On Friday, a court in Carabobo found Pérez, a columnist with the daily El Carabobeño, guilty of defaming Valencia’s mayor Edgardo Parra, the local press reported. He was sentenced to three years and nine months. In two columns published in October and November 2009, Pérez accused the mayor of appointing relatives to positions in Valencia, Antonio Marval, the columnist’s lawyer, told CPJ.
Since the jail term is shorter than five years, Venezuelan law allows the columnist to serve the sentence at home, Marval said. The court also banned Pérez from working in journalism for the length of the sentence, and fined him 94,000 Venezuelan Bolivars (US$21,000), El Carabobeno reported. Pérez told CPJ that he will appeal the decision.

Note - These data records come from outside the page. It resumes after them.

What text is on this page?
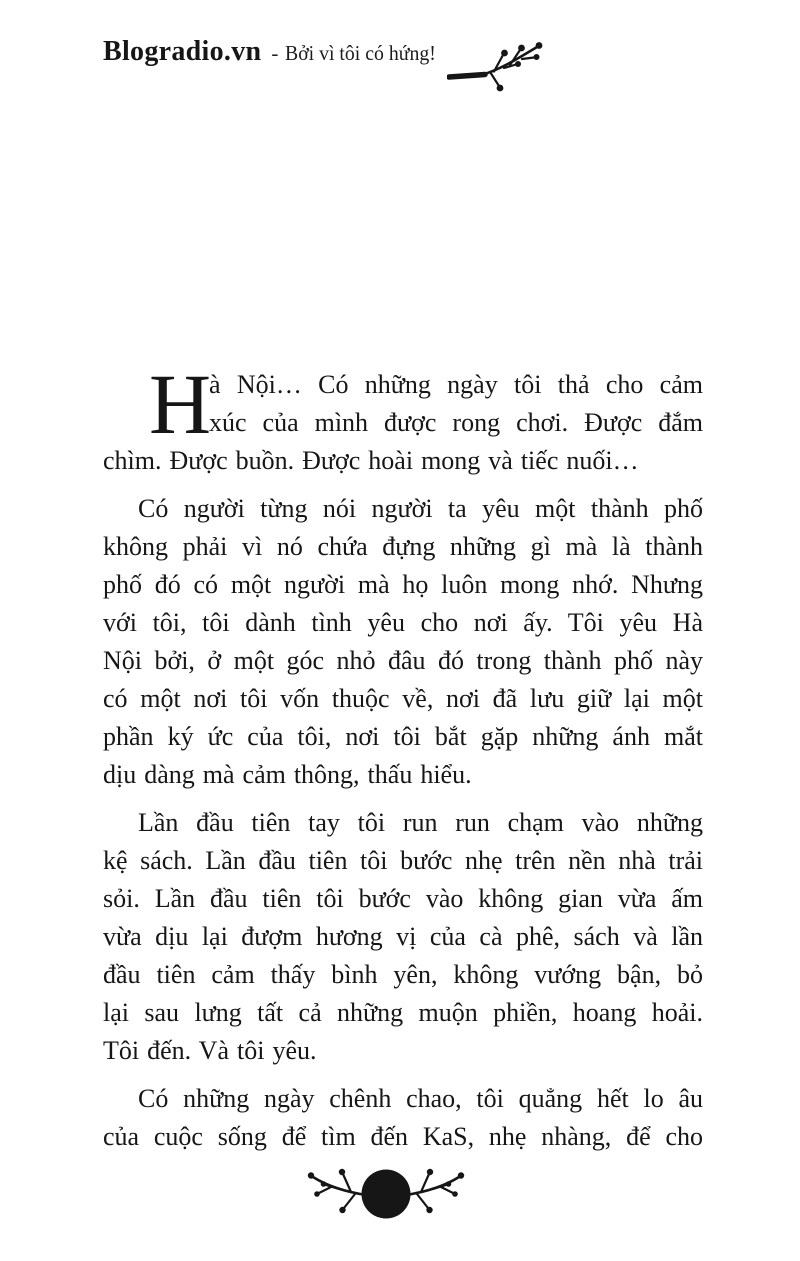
Blogradio.vn - Bởi vì tôi có hứng!
H
à Nội… Có những ngày tôi thả cho cảm
xúc của mình được rong chơi. Được đắm
chìm. Được buồn. Được hoài mong và tiếc nuối…
Có người từng nói người ta yêu một thành phố
không phải vì nó chứa đựng những gì mà là thành
phố đó có một người mà họ luôn mong nhớ. Nhưng
với tôi, tôi dành tình yêu cho nơi ấy. Tôi yêu Hà
Nội bởi, ở một góc nhỏ đâu đó trong thành phố này
có một nơi tôi vốn thuộc về, nơi đã lưu giữ lại một
phần ký ức của tôi, nơi tôi bắt gặp những ánh mắt
dịu dàng mà cảm thông, thấu hiểu.
Lần đầu tiên tay tôi run run chạm vào những
kệ sách. Lần đầu tiên tôi bước nhẹ trên nền nhà trải
sỏi. Lần đầu tiên tôi bước vào không gian vừa ấm
vừa dịu lại đượm hương vị của cà phê, sách và lần
đầu tiên cảm thấy bình yên, không vướng bận, bỏ
lại sau lưng tất cả những muộn phiền, hoang hoải.
Tôi đến. Và tôi yêu.
Có những ngày chênh chao, tôi quẳng hết lo âu
của cuộc sống để tìm đến KaS, nhẹ nhàng, để cho
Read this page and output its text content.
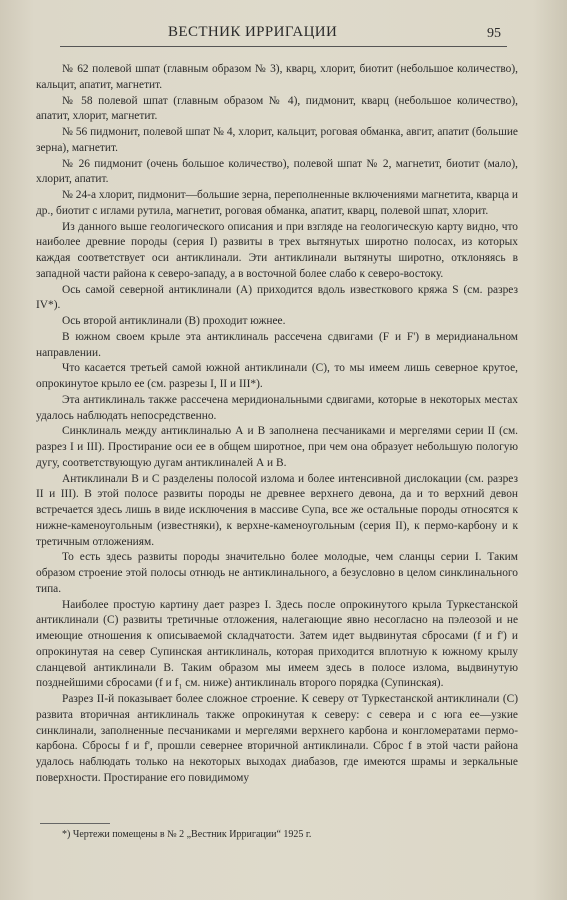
ВЕСТНИК ИРРИГАЦИИ	95

№ 62 полевой шпат (главным образом № 3), кварц, хлорит, биотит (небольшое количество), кальцит, апатит, магнетит.

№ 58 полевой шпат (главным образом № 4), пидмонит, кварц (небольшое количество), апатит, хлорит, магнетит.

№ 56 пидмонит, полевой шпат № 4, хлорит, кальцит, роговая обманка, авгит, апатит (большие зерна), магнетит.

№ 26 пидмонит (очень большое количество), полевой шпат № 2, магнетит, биотит (мало), хлорит, апатит.

№ 24-а хлорит, пидмонит—большие зерна, переполненные включениями магнетита, кварца и др., биотит с иглами рутила, магнетит, роговая обманка, апатит, кварц, полевой шпат, хлорит.

Из данного выше геологического описания и при взгляде на геологическую карту видно, что наиболее древние породы (серия I) развиты в трех вытянутых широтно полосах, из которых каждая соответствует оси антиклинали. Эти антиклинали вытянуты широтно, отклоняясь в западной части района к северо-западу, а в восточной более слабо к северо-востоку.

Ось самой северной антиклинали (А) приходится вдоль известкового кряжа S (см. разрез IV*).

Ось второй антиклинали (В) проходит южнее.

В южном своем крыле эта антиклиналь рассечена сдвигами (F и F') в меридианальном направлении.

Что касается третьей самой южной антиклинали (С), то мы имеем лишь северное крутое, опрокинутое крыло ее (см. разрезы I, II и III*).

Эта антиклиналь также рассечена меридиональными сдвигами, которые в некоторых местах удалось наблюдать непосредственно.

Синклиналь между антиклиналью А и В заполнена песчаниками и мергелями серии II (см. разрез I и III). Простирание оси ее в общем широтное, при чем она образует небольшую пологую дугу, соответствующую дугам антиклиналей А и В.

Антиклинали В и С разделены полосой излома и более интенсивной дислокации (см. разрез II и III). В этой полосе развиты породы не древнее верхнего девона, да и то верхний девон встречается здесь лишь в виде исключения в массиве Супа, все же остальные породы относятся к нижне-каменоугольным (известняки), к верхне-каменоугольным (серия II), к пермо-карбону и к третичным отложениям.

То есть здесь развиты породы значительно более молодые, чем сланцы серии I. Таким образом строение этой полосы отнюдь не антиклинального, а безусловно в целом синклинального типа.

Наиболее простую картину дает разрез I. Здесь после опрокинутого крыла Туркестанской антиклинали (С) развиты третичные отложения, налегающие явно несогласно на пэлеозой и не имеющие отношения к описываемой складчатости. Затем идет выдвинутая сбросами (f и f') и опрокинутая на север Супинская антиклиналь, которая приходится вплотную к южному крылу сланцевой антиклинали В. Таким образом мы имеем здесь в полосе излома, выдвинутую позднейшими сбросами (f и f₁ см. ниже) антиклиналь второго порядка (Супинская).

Разрез II-й показывает более сложное строение. К северу от Туркестанской антиклинали (С) развита вторичная антиклиналь также опрокинутая к северу: с севера и с юга ее—узкие синклинали, заполненные песчаниками и мергелями верхнего карбона и конгломератами пермо-карбона. Сбросы f и f', прошли севернее вторичной антиклинали. Сброс f в этой части района удалось наблюдать только на некоторых выходах диабазов, где имеются шрамы и зеркальные поверхности. Простирание его повидимому

*) Чертежи помещены в № 2 „Вестник Ирригации“ 1925 г.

“We condemn Pérez’s sentence and call on the court of appeals to overturn the decision,” said Carlos Lauría, CPJ’s Americas program senior coordinator. “Venezuela’s defamation laws are out of step with the regional consensus that civil remedies provide adequate redress in defamation cases.”
In yet another troubling incident on Friday, Venezuelan authorities issued arrest warrants for Guillermo Zuloaga, president of the private critical broadcaster Globovisión, and his son on usury and conspiracy charges. The decision came a week after President Hugo Chávez publicly lamented that Zuloaga remained free despite charges filed against him over 24 vehicles found to be illegally kept at his house in May 2009. Police have not yet arrested Zuloaga.
“If the government is using Zuloaga’s prosecution as a pretext to silence and intimidate the only remaining critical broadcaster, the rights of citizens to be informed will be seriously restricted and Venezuela’s democracy will suffer yet another blow,” said Lauría.
On March 25, Zuloaga was detained and released a few hours later on charges of spreading false news and offending Chávez in remarks made during a meeting of the Inter American Press Association on March 21. He has been barred from leaving Venezuela and, if convicted, could be sentenced to five years in jail under archaic provisions of the country’s penal code.